After such a pleasing win, Thursday felt like the opposite, a highly frustrating game in nearly all aspects (save maybe the bullpen! Having a dependable bullpen is fun!) While the four runs allowed are hardly terrible, John Danks’ 4.2 inning, four run performance was, as was his stuff. The onetime dependable workhorse struggled to hit the high 80s on his fastball with secondary stuff that had no one in the Cleveland lineup fooled by its second go-around. At this point, there is little reason to doubt this is what Danks is- basically, Eric Surkamp with $30 million owed the next two years.
Though Danks was bad, it was the offense that really caused for frustration. Despite being issued four free passes through six innings by Trevor Bauer (who really epitomizes the phrase “effectively wild), the White Sox continued to hack at pitches out of the zone, allowing him to escape relatively unscathed. But though their failure to capitalize on Bauer’s wildness was frustrating, it was the ninth inning that was truly maddening. Down 4-2 facing closer Cody Allen, Emilio Bonifacio and Micah Johnson reached base by way of walk and hit by pitch, respectively, as Allen showed no ability whatsoever to get the ball over the plate. Despite this, Robin Ventura called for Adam Eaton to bunt, a statistically bad decision that turned inexplicable by the 2-2 pitch, which Eaton bunted foul for strike three. A masterful play by Cleveland SS Jose Ramirez and a bafflingly impatient strikeout by Jose Abreu followed, and the series was split.

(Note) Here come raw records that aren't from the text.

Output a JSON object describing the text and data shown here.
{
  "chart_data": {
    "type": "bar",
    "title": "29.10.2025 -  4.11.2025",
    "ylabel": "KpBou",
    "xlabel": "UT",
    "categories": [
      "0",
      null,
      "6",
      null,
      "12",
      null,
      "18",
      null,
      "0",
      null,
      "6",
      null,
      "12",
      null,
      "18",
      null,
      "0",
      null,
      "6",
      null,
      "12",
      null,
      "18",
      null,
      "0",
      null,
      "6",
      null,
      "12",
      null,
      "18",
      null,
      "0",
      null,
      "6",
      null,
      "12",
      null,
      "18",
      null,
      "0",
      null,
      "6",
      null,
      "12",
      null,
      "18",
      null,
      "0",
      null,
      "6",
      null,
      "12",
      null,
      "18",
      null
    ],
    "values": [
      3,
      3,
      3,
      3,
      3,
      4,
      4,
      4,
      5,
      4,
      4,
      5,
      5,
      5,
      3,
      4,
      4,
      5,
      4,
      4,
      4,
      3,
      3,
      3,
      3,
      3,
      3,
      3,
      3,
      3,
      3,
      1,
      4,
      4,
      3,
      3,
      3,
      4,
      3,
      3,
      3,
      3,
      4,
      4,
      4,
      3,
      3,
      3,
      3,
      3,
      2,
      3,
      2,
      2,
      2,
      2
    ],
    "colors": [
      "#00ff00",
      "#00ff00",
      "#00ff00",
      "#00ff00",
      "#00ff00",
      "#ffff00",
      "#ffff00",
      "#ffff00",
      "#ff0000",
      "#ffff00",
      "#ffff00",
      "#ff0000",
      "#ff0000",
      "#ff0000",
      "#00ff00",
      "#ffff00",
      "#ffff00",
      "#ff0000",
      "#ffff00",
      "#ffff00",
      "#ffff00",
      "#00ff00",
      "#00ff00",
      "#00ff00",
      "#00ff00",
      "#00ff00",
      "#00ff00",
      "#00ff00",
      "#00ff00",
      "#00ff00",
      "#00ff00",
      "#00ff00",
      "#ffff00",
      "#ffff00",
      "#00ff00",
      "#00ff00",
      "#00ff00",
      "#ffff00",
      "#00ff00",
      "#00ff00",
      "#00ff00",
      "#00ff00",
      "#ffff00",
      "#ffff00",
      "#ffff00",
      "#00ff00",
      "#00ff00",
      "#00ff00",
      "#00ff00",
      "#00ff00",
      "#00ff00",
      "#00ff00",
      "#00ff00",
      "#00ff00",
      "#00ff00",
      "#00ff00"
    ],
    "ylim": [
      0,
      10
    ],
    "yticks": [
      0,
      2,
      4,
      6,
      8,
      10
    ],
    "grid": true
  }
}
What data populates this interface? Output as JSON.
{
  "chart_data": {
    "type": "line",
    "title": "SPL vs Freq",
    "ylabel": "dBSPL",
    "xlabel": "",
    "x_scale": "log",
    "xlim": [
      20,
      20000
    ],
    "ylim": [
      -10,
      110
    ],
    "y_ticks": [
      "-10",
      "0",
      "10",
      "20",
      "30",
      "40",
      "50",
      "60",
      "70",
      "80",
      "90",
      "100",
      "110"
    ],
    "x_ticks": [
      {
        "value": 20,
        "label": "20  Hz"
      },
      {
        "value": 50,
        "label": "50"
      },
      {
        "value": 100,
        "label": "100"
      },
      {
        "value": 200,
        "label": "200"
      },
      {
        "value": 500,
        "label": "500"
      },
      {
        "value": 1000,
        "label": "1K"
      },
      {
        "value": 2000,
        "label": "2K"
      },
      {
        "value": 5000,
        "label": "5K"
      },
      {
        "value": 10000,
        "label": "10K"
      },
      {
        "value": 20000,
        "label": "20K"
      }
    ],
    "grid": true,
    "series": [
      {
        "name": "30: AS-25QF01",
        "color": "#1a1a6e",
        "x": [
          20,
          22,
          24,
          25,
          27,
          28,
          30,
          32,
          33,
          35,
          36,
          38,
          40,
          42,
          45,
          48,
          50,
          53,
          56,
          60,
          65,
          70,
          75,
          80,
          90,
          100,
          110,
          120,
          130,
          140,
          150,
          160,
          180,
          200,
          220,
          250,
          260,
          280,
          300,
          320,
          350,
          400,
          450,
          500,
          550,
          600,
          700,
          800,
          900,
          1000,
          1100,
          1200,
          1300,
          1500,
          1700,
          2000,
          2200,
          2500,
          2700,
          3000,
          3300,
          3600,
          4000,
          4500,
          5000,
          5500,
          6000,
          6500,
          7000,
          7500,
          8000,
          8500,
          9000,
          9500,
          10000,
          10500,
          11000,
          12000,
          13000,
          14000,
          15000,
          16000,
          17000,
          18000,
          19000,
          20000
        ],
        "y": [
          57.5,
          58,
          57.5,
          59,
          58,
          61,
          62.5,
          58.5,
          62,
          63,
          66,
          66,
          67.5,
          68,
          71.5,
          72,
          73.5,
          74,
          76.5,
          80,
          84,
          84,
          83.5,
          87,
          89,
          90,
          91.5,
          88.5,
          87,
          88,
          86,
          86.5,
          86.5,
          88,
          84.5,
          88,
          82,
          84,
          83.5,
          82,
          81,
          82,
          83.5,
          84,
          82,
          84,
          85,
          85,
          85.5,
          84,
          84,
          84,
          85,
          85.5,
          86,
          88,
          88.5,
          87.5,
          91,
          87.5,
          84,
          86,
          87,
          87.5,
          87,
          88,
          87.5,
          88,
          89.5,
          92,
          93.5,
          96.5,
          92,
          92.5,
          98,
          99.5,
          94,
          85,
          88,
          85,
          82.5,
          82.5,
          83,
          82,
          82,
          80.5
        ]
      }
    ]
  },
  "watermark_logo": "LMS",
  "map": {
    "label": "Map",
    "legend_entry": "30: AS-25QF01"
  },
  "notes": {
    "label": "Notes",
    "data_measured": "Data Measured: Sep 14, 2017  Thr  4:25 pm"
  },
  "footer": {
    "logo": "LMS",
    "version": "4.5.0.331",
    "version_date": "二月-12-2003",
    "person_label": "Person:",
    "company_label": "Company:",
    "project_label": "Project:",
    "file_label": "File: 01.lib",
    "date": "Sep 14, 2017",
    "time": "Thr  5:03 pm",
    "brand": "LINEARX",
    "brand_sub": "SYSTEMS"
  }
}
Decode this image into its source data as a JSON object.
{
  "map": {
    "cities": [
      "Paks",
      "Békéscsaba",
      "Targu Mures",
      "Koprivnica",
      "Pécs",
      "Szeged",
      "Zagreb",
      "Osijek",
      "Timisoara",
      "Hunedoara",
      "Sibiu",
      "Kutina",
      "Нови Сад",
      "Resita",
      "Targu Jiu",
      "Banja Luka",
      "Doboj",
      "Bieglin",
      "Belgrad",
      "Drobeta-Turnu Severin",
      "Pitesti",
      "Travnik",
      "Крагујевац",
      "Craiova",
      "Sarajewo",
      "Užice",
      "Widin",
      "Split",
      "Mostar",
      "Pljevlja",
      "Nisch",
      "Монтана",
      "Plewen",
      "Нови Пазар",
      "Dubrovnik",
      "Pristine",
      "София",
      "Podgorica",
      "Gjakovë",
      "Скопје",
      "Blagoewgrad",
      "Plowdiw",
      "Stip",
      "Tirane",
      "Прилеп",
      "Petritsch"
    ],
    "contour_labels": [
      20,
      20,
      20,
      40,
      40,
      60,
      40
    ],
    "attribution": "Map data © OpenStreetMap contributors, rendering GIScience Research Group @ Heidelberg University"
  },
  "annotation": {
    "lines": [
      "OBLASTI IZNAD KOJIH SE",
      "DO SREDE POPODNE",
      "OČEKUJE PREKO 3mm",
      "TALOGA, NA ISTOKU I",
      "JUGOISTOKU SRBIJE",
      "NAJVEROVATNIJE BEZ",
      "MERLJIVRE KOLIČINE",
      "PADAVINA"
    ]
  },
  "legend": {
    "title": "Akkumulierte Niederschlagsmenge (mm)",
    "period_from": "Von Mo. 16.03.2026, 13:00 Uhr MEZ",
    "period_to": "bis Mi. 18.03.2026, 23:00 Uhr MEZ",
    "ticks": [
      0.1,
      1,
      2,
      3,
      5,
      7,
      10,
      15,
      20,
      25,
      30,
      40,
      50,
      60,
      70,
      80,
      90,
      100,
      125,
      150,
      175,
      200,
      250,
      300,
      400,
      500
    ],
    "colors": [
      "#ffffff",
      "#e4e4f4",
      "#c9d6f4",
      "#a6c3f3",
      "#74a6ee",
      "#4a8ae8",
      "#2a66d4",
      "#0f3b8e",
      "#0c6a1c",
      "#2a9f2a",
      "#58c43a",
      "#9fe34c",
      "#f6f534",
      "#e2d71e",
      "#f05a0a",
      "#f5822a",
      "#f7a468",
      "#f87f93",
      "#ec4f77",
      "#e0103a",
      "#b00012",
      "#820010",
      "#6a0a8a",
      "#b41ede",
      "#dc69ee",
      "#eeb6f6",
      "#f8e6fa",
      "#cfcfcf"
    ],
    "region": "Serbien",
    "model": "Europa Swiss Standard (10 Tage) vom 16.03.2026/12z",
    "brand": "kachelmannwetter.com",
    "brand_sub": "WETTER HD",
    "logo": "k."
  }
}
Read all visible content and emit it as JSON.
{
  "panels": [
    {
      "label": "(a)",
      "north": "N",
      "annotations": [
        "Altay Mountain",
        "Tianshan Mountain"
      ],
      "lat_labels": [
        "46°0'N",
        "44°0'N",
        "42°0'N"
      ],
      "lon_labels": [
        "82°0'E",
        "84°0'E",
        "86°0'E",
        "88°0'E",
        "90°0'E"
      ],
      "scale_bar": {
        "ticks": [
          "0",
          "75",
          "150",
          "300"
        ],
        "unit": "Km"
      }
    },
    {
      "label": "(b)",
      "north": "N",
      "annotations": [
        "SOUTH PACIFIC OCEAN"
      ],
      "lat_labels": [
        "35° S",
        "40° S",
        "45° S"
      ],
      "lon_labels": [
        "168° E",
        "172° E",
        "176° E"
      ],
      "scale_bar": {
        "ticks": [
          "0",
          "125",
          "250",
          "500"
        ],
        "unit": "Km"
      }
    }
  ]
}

Of course, only so much can be drawn from two games, or even the eight games that have been played so far. Small sample sizes such as this generally cause over-analysis of specific plays, players who are slumping or streaking, and whatnot. Though some claims can be made relatively definitively (like, for example, that the bullpen is a heckuva lot better than it was last year, or that John Danks doesn’t belong in a major league rotation), most of what has gone on cannot be yet differentiated as signal from noise due to randomness.
The bigger issue at hand from these eight games is the gap that has already emerged between the top of the AL Central and the White Sox. The Tigers, considered by many the preseason favorites to win the division, now hold a 4.5 game lead on the Sox, a difference that could very possibly be a deciding factor come October. Even if one were to assume equal talent levels for the Tigers and White Sox, the probability of the Tigers winning the division becomes significantly higher given this early head start. Factor in that they are more talented, and the similarly hot start of the Kansas City Royals, and the White Sox’ playoff hopes already seem dimmer than they were on opening day.
This weekend’s series in Detroit thus becomes much more crucial than your average April series. A series sweep by Detroit would put the Sox behind by 7.5 games already; a Sox series sweep would close the gap to 1.5. The implications of these differences come September are massive.
Luckily for the Sox, they will have their big guns going this weekend. As of Wednesday night, the Sox have announced Jeff Samardzija and Chris Sale will get the first two games, with the third starter yet to be announced but presumably being Quintana. The Tigers will counter with David Price followed by (judging by how they’ve lined up their rotation thus far) Kyle Lobstein and Anibal Sanchez.
Looking past Detroit, the Sox will continue with their April tour of the AL Central with a homestand against Cleveland and Kansas City before a trip to Baltimore, finishing a stretch of five straight series (and six of seven to start the year) against opponents who won at least 85 ballgames in 2014. They then conclude April with a series in Minnesota, at which point we will probably have a decent idea of the White Sox’s contention hopes for 2015.